Code Quality The codebase is well-structured with a clear separation between framework-agnostic configs (frozen dataclasses), backend-specific layer implementations, and the high-level model classes. Unit tests added in April 2026 cover core layer shapes, normalization correctness, config validation, and utility functions using pytest. However, CI only runs a package build step — tests are not executed in CI, leaving test coverage validation to local runs. Code style is enforced with ruff (88-character line limit, 2-space indentation), and the dual-backend structure keeps cross-backend consistency high. Error handling in the inference path is explicit, with checked assertions on batch alignment and compile-before-forecast guards. Type annotations are partial but meaningful on public APIs.

What Makes It Unique The defining innovation is the application of the decoder-only, patch-based transformer architecture — the same design that powers large language models — to general-purpose time series forecasting at 200M parameter scale, enabling zero-shot transfer to unseen domains without any task-specific training. Unlike traditional forecasting models such as ARIMA or Prophet that require per-series fitting, or specialized deep learning models that demand domain-specific training data, TimesFM generalizes across domains out of the box. The combination of a context window up to 16k steps, a separate continuous quantile head that prevents crossing, and the XReg covariate layer positions it distinctly between pure statistical methods and heavyweight end-to-end deep learning pipelines.

Self-Hosting

TimesFM is released under the Apache License 2.0, one of the most permissive open-source licenses available. You are free to use it commercially, modify the source code, distribute it, and integrate it into proprietary products without any copyleft obligations — you do not need to open-source your downstream application. The one requirement is that you preserve the license and copyright notices in any distribution.
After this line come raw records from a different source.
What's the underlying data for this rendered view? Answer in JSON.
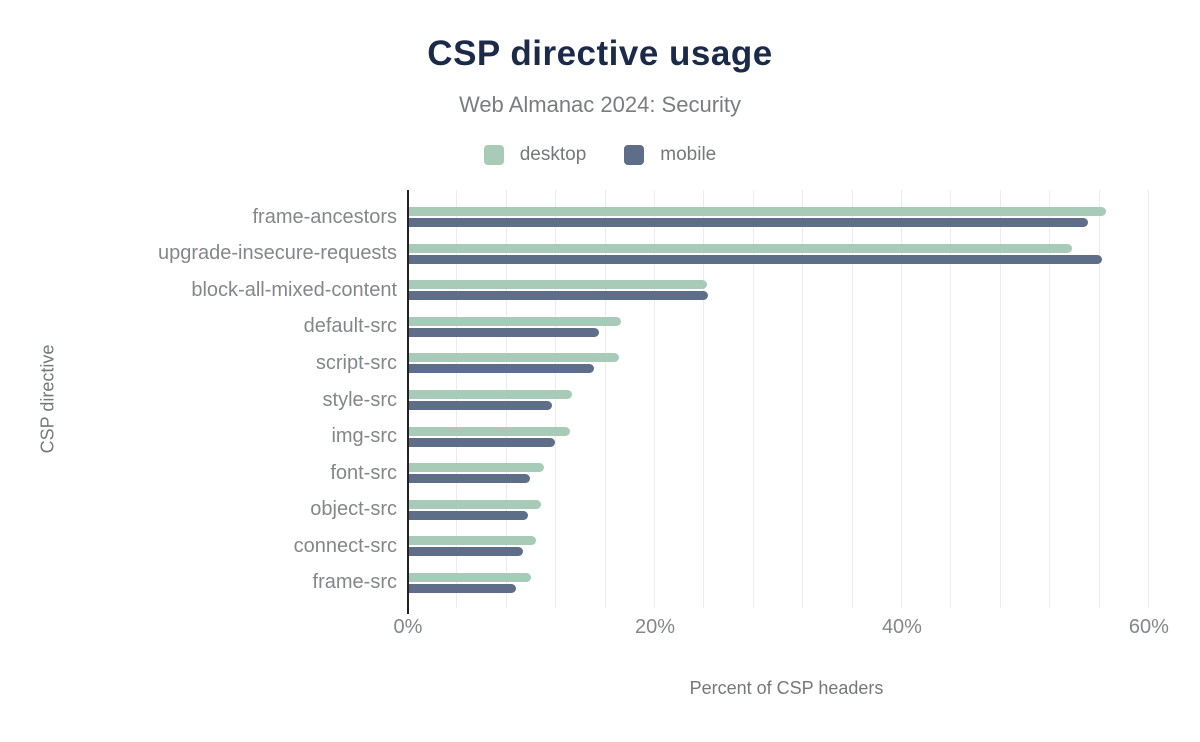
{
  "chart_data": {
    "type": "bar",
    "orientation": "horizontal",
    "title": "CSP directive usage",
    "subtitle": "Web Almanac 2024: Security",
    "xlabel": "Percent of CSP headers",
    "ylabel": "CSP directive",
    "legend_position": "top",
    "grid": "vertical-minor-gridlines",
    "gridline_step_pct": 4,
    "xlim": [
      0,
      61.3
    ],
    "x_ticks": [
      {
        "value": 0,
        "label": "0%"
      },
      {
        "value": 20,
        "label": "20%"
      },
      {
        "value": 40,
        "label": "40%"
      },
      {
        "value": 60,
        "label": "60%"
      }
    ],
    "categories": [
      "frame-ancestors",
      "upgrade-insecure-requests",
      "block-all-mixed-content",
      "default-src",
      "script-src",
      "style-src",
      "img-src",
      "font-src",
      "object-src",
      "connect-src",
      "frame-src"
    ],
    "series": [
      {
        "name": "desktop",
        "color": "#a8cbb8",
        "values": [
          56.4,
          53.7,
          24.1,
          17.2,
          17.0,
          13.2,
          13.0,
          10.9,
          10.7,
          10.3,
          9.9
        ]
      },
      {
        "name": "mobile",
        "color": "#5f6e88",
        "values": [
          55.0,
          56.1,
          24.2,
          15.4,
          15.0,
          11.6,
          11.8,
          9.8,
          9.6,
          9.2,
          8.7
        ]
      }
    ],
    "value_unit": "%"
  },
  "colors": {
    "title": "#1b2a49",
    "subtitle": "#7a7d80",
    "axis_line": "#1f2124",
    "gridline": "#ececee",
    "labels": "#84878a"
  }
}
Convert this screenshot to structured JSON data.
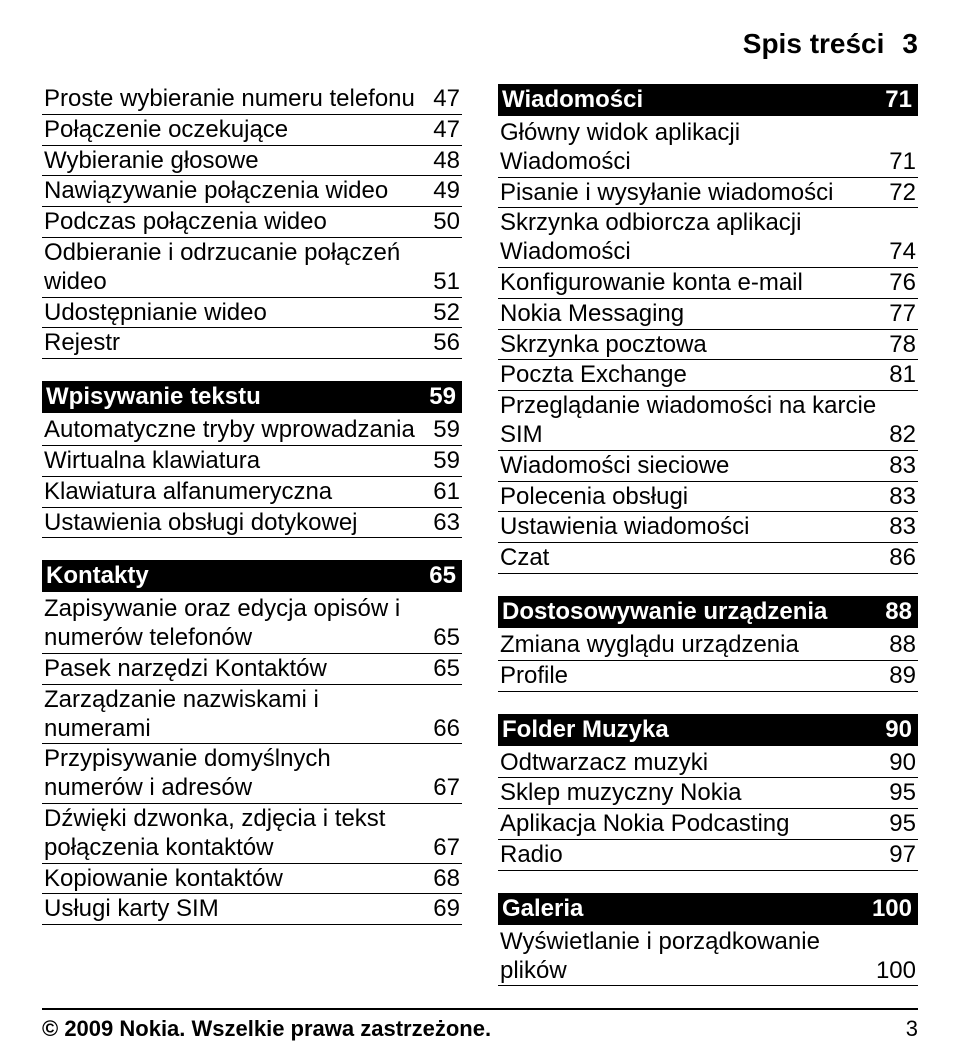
{
  "header": {
    "title": "Spis treści",
    "page": "3"
  },
  "left": {
    "groups": [
      {
        "rows": [
          {
            "label": "Proste wybieranie numeru telefonu",
            "page": "47"
          },
          {
            "label": "Połączenie oczekujące",
            "page": "47"
          },
          {
            "label": "Wybieranie głosowe",
            "page": "48"
          },
          {
            "label": "Nawiązywanie połączenia wideo",
            "page": "49"
          },
          {
            "label": "Podczas połączenia wideo",
            "page": "50"
          },
          {
            "label": "Odbieranie i odrzucanie połączeń wideo",
            "page": "51"
          },
          {
            "label": "Udostępnianie wideo",
            "page": "52"
          },
          {
            "label": "Rejestr",
            "page": "56"
          }
        ]
      },
      {
        "head": {
          "label": "Wpisywanie tekstu",
          "page": "59"
        },
        "rows": [
          {
            "label": "Automatyczne tryby wprowadzania",
            "page": "59"
          },
          {
            "label": "Wirtualna klawiatura",
            "page": "59"
          },
          {
            "label": "Klawiatura alfanumeryczna",
            "page": "61"
          },
          {
            "label": "Ustawienia obsługi dotykowej",
            "page": "63"
          }
        ]
      },
      {
        "head": {
          "label": "Kontakty",
          "page": "65"
        },
        "rows": [
          {
            "label": "Zapisywanie oraz edycja opisów i numerów telefonów",
            "page": "65"
          },
          {
            "label": "Pasek narzędzi Kontaktów",
            "page": "65"
          },
          {
            "label": "Zarządzanie nazwiskami i numerami",
            "page": "66"
          },
          {
            "label": "Przypisywanie domyślnych numerów i adresów",
            "page": "67"
          },
          {
            "label": "Dźwięki dzwonka, zdjęcia i tekst połączenia kontaktów",
            "page": "67"
          },
          {
            "label": "Kopiowanie kontaktów",
            "page": "68"
          },
          {
            "label": "Usługi karty SIM",
            "page": "69"
          }
        ]
      }
    ]
  },
  "right": {
    "groups": [
      {
        "head": {
          "label": "Wiadomości",
          "page": "71",
          "first": true
        },
        "rows": [
          {
            "label": "Główny widok aplikacji Wiadomości",
            "page": "71"
          },
          {
            "label": "Pisanie i wysyłanie wiadomości",
            "page": "72"
          },
          {
            "label": "Skrzynka odbiorcza aplikacji Wiadomości",
            "page": "74"
          },
          {
            "label": "Konfigurowanie konta e-mail",
            "page": "76"
          },
          {
            "label": "Nokia Messaging",
            "page": "77"
          },
          {
            "label": "Skrzynka pocztowa",
            "page": "78"
          },
          {
            "label": "Poczta Exchange",
            "page": "81"
          },
          {
            "label": "Przeglądanie wiadomości na karcie SIM",
            "page": "82"
          },
          {
            "label": "Wiadomości sieciowe",
            "page": "83"
          },
          {
            "label": "Polecenia obsługi",
            "page": "83"
          },
          {
            "label": "Ustawienia wiadomości",
            "page": "83"
          },
          {
            "label": "Czat",
            "page": "86"
          }
        ]
      },
      {
        "head": {
          "label": "Dostosowywanie urządzenia",
          "page": "88"
        },
        "rows": [
          {
            "label": "Zmiana wyglądu urządzenia",
            "page": "88"
          },
          {
            "label": "Profile",
            "page": "89"
          }
        ]
      },
      {
        "head": {
          "label": "Folder Muzyka",
          "page": "90"
        },
        "rows": [
          {
            "label": "Odtwarzacz muzyki",
            "page": "90"
          },
          {
            "label": "Sklep muzyczny Nokia",
            "page": "95"
          },
          {
            "label": "Aplikacja Nokia Podcasting",
            "page": "95"
          },
          {
            "label": "Radio",
            "page": "97"
          }
        ]
      },
      {
        "head": {
          "label": "Galeria",
          "page": "100"
        },
        "rows": [
          {
            "label": "Wyświetlanie i porządkowanie plików",
            "page": "100"
          }
        ]
      }
    ]
  },
  "footer": {
    "copyright": "© 2009 Nokia. Wszelkie prawa zastrzeżone.",
    "page": "3"
  }
}
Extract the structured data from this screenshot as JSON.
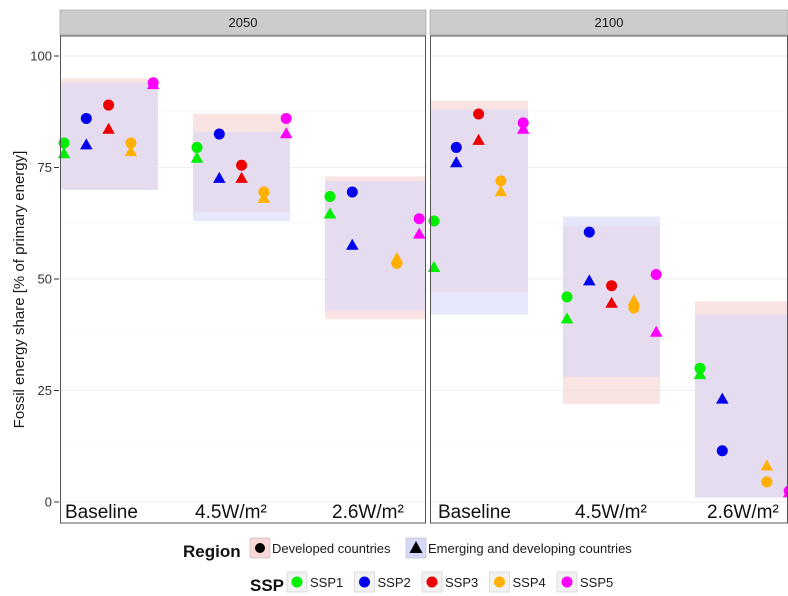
{
  "chart_data": {
    "type": "scatter",
    "ylabel": "Fossil energy share [% of primary energy]",
    "ylim": [
      0,
      105
    ],
    "yticks": [
      0,
      25,
      50,
      75,
      100
    ],
    "grid": true,
    "panels": [
      "2050",
      "2100"
    ],
    "scenarios": [
      "Baseline",
      "4.5W/m²",
      "2.6W/m²"
    ],
    "region_legend": {
      "title": "Region",
      "entries": [
        {
          "name": "Developed countries",
          "marker": "circle",
          "fill": "#f8d7d7"
        },
        {
          "name": "Emerging and developing countries",
          "marker": "triangle",
          "fill": "#d7d7f8"
        }
      ]
    },
    "ssp_legend": {
      "title": "SSP",
      "entries": [
        {
          "name": "SSP1",
          "color": "#00ee00"
        },
        {
          "name": "SSP2",
          "color": "#0000ee"
        },
        {
          "name": "SSP3",
          "color": "#ee0000"
        },
        {
          "name": "SSP4",
          "color": "#ffb000"
        },
        {
          "name": "SSP5",
          "color": "#ff00ff"
        }
      ]
    },
    "ranges": [
      {
        "panel": "2050",
        "scenario": "Baseline",
        "developed": [
          70,
          95
        ],
        "emerging": [
          70,
          94
        ]
      },
      {
        "panel": "2050",
        "scenario": "4.5W/m²",
        "developed": [
          65,
          87
        ],
        "emerging": [
          63,
          83
        ]
      },
      {
        "panel": "2050",
        "scenario": "2.6W/m²",
        "developed": [
          41,
          73
        ],
        "emerging": [
          43,
          72
        ]
      },
      {
        "panel": "2100",
        "scenario": "Baseline",
        "developed": [
          47,
          90
        ],
        "emerging": [
          42,
          88
        ]
      },
      {
        "panel": "2100",
        "scenario": "4.5W/m²",
        "developed": [
          22,
          62
        ],
        "emerging": [
          28,
          64
        ]
      },
      {
        "panel": "2100",
        "scenario": "2.6W/m²",
        "developed": [
          1,
          45
        ],
        "emerging": [
          1,
          42
        ]
      }
    ],
    "series": [
      {
        "panel": "2050",
        "scenario": "Baseline",
        "region": "Developed countries",
        "values": [
          80.5,
          86,
          89,
          80.5,
          94
        ]
      },
      {
        "panel": "2050",
        "scenario": "Baseline",
        "region": "Emerging and developing countries",
        "values": [
          78,
          80,
          83.5,
          78.5,
          93.5
        ]
      },
      {
        "panel": "2050",
        "scenario": "4.5W/m²",
        "region": "Developed countries",
        "values": [
          79.5,
          82.5,
          75.5,
          69.5,
          86
        ]
      },
      {
        "panel": "2050",
        "scenario": "4.5W/m²",
        "region": "Emerging and developing countries",
        "values": [
          77,
          72.5,
          72.5,
          68,
          82.5
        ]
      },
      {
        "panel": "2050",
        "scenario": "2.6W/m²",
        "region": "Developed countries",
        "values": [
          68.5,
          69.5,
          null,
          53.5,
          63.5
        ]
      },
      {
        "panel": "2050",
        "scenario": "2.6W/m²",
        "region": "Emerging and developing countries",
        "values": [
          64.5,
          57.5,
          null,
          54.5,
          60
        ]
      },
      {
        "panel": "2100",
        "scenario": "Baseline",
        "region": "Developed countries",
        "values": [
          63,
          79.5,
          87,
          72,
          85
        ]
      },
      {
        "panel": "2100",
        "scenario": "Baseline",
        "region": "Emerging and developing countries",
        "values": [
          52.5,
          76,
          81,
          69.5,
          83.5
        ]
      },
      {
        "panel": "2100",
        "scenario": "4.5W/m²",
        "region": "Developed countries",
        "values": [
          46,
          60.5,
          48.5,
          43.5,
          51
        ]
      },
      {
        "panel": "2100",
        "scenario": "4.5W/m²",
        "region": "Emerging and developing countries",
        "values": [
          41,
          49.5,
          44.5,
          45,
          38
        ]
      },
      {
        "panel": "2100",
        "scenario": "2.6W/m²",
        "region": "Developed countries",
        "values": [
          30,
          11.5,
          null,
          4.5,
          2.5
        ]
      },
      {
        "panel": "2100",
        "scenario": "2.6W/m²",
        "region": "Emerging and developing countries",
        "values": [
          28.5,
          23,
          null,
          8,
          2
        ]
      }
    ]
  }
}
The model weights distributed through Hugging Face Hub carry the same Apache 2.0 terms.

Running TimesFM yourself requires a Python 3.10+ environment and either PyTorch or JAX installed — the 2.5 model weighs roughly 800 MB on disk and needs approximately 1.5 GB of RAM when running on CPU, or about 1 GB of GPU VRAM. For batch workloads across hundreds of series, a CUDA-capable GPU or a TPU pod substantially reduces wall-clock time. You are responsible for provisioning hardware, managing model version upgrades as new checkpoints are released to Hugging Face, and handling inference scaling yourself. The covariate extension (XReg) adds a JAX dependency even when using the PyTorch base model, which can complicate environment management.

Google offers managed access to the same underlying model through BigQuery ML (SQL interface, no infrastructure), Google Sheets via Connected Sheets (spreadsheet interface), and Vertex AI Model Garden (dockerized REST endpoint). These managed tiers add enterprise SLAs, horizontal scaling, and Google Cloud support — things you give up when self-hosting. The open-source repository explicitly notes it is not an officially supported Google product, so production users relying on the open library should factor in the absence of a guaranteed support channel or formal SLA.